The set-up is that warring factions – The National Front and Free States – converge on an abandoned Disneyworld to duke it out. It's a fascinating concept, bad guys running around the most famous amusement park in the world while a war party featuring acrobatic dwarfs and a Seminole warrior are attempting to stop them. Just for giggles, the author throws in eight-pages of a savage black bear fighting a doomsday cowboy while a gladiator game ensues with motorcyclists mowing down human heads while a drooling, wheelchair-bound madman watches from Cinderella's Castle. 

How on Earth can you screw this up? It's an amazing, awe-inspiring premise that Jerome Preisler just shits away! It's like Peter North showing up on the set and having no idea where to put it. This should be an easy one, but instead the reader is subjected to pages and pages of gun porn, mindless conversations about Cuban cartels, pointless backstories on meaningless characters that become decapitated in just a few pages. 

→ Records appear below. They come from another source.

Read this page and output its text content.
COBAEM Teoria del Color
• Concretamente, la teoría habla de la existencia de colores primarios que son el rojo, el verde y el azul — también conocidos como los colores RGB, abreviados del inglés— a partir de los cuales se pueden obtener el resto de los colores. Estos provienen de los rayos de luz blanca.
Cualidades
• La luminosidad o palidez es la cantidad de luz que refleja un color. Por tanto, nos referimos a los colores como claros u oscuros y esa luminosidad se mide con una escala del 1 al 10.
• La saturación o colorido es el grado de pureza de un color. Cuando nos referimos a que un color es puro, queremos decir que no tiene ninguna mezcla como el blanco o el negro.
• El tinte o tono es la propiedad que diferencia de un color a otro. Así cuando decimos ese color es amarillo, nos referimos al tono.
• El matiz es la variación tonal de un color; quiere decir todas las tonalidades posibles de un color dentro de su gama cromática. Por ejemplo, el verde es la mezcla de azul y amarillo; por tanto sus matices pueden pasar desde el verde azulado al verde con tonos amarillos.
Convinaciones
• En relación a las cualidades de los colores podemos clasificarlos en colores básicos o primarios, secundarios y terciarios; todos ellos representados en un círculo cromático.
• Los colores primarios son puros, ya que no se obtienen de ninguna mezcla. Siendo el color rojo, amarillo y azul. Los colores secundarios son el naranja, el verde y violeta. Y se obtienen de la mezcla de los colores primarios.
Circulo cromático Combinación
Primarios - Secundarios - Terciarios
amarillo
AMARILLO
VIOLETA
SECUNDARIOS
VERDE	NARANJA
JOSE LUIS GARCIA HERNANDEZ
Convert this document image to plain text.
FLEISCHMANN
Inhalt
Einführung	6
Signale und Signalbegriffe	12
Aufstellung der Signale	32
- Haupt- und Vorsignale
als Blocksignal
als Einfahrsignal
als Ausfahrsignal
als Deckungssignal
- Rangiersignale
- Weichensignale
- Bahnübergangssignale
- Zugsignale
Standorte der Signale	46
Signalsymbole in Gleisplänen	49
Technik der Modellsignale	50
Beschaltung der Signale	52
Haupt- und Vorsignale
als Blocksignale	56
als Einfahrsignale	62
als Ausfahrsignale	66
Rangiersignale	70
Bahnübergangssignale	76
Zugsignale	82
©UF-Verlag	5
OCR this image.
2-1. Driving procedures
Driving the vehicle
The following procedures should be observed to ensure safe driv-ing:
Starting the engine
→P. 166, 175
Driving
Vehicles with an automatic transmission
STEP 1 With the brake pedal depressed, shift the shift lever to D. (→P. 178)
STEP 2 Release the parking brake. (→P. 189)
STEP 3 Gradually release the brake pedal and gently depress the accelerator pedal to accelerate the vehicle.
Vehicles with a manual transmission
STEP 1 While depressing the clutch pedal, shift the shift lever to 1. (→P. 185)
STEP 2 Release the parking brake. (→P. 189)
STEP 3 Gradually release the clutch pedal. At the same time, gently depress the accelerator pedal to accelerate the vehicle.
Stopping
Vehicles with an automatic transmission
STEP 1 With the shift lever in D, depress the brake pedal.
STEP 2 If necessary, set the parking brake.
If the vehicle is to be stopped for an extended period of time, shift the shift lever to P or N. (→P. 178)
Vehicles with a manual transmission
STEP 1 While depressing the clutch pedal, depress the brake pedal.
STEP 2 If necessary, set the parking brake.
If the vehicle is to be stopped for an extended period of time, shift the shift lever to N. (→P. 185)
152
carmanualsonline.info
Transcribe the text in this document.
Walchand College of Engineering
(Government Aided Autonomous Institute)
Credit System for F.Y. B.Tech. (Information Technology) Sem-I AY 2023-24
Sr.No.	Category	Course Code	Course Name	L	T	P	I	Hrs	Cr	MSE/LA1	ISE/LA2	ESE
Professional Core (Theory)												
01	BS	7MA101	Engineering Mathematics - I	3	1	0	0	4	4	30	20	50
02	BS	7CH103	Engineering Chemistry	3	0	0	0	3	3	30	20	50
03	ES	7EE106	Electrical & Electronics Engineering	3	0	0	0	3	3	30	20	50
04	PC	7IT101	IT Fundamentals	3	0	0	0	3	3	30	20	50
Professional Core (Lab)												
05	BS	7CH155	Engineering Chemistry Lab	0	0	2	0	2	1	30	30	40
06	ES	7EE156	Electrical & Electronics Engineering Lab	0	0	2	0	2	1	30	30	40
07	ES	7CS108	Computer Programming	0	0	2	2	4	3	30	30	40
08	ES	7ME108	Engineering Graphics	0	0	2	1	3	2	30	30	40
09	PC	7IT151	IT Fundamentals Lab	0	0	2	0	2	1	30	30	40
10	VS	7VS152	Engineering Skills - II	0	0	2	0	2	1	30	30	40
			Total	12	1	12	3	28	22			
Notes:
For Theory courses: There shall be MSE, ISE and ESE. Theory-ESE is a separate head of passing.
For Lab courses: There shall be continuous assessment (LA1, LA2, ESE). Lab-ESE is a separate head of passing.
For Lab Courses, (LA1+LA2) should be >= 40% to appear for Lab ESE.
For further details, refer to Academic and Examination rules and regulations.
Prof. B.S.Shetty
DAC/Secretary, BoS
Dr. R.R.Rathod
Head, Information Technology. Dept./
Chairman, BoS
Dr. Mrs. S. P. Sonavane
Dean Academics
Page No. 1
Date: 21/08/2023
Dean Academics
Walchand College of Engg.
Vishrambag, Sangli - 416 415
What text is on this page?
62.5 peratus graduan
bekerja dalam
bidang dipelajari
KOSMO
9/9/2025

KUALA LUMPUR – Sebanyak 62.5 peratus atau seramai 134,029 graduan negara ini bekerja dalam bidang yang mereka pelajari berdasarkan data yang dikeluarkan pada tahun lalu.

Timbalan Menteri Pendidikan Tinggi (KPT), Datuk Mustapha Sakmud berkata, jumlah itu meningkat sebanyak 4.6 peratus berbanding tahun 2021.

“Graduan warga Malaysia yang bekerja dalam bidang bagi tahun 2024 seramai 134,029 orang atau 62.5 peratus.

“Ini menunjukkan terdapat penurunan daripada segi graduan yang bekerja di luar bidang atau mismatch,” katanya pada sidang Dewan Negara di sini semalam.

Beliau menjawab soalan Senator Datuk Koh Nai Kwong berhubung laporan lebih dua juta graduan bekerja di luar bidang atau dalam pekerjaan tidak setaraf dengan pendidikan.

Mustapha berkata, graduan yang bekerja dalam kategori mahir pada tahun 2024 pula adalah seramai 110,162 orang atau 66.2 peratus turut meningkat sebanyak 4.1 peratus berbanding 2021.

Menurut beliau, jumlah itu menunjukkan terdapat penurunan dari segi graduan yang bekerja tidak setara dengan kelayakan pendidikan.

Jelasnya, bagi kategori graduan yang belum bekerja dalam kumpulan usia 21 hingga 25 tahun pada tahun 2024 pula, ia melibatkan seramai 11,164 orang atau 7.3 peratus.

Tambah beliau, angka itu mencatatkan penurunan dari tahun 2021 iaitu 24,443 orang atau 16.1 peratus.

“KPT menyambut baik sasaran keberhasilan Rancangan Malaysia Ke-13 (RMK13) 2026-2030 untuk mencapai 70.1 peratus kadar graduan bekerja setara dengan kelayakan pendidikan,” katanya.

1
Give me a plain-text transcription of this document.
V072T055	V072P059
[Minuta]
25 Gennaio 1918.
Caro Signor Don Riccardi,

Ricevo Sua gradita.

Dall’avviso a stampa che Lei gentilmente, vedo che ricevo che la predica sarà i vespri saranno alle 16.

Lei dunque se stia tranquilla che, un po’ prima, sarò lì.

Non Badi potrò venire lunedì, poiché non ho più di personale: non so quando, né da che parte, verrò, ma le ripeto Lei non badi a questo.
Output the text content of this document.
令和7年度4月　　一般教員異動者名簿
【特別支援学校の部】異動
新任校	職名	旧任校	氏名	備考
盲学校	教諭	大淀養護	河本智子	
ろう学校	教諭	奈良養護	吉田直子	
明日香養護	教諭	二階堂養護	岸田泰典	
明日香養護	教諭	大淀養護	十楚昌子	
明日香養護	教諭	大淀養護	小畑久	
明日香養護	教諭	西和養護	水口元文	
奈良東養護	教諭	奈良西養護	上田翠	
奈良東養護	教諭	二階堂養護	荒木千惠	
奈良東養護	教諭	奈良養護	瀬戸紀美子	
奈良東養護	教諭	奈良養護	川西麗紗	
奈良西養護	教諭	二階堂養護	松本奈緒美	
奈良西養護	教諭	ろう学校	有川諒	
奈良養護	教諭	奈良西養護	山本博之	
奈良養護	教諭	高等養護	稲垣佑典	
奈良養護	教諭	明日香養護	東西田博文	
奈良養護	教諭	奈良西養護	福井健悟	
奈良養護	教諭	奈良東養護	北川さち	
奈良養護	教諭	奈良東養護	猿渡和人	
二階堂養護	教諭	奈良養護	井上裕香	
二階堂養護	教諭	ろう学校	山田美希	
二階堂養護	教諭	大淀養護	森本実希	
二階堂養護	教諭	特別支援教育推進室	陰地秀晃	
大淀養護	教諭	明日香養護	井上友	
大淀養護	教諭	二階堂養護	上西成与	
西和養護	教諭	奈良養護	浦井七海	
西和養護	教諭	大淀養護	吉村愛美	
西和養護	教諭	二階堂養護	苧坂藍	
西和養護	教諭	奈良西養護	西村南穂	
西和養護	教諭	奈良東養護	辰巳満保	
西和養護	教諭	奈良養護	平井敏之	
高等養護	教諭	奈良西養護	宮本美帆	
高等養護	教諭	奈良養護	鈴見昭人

This is absolute garbage. If garbage was alive and had a waste can that it put its own garbage in, this book would be the filth-ridden wallpaper adorning the can's inner aluminum shell. 

Thankfully, this series was trash-canned, thrown onto the back walls of garage sales worldwide, finding solace in its mere obscurity. Who is this lone hero Swampmaster? He's John Firecloud and he'll rain on your Macy's parade every single Thanksgiving. He's the guy who hid the chocolate bunny on Easter and told you asparagus tastes great. He only left you a quarter for pulling that bloody stump of a tooth out of your pink gums and John Firecloud is the guy who crapped in the work toilet and left it there to dissolve knowing you'd see it and never unsee it. 

You know what? Jerome Preisler did all of that too when he introduced the world to Swampmaster.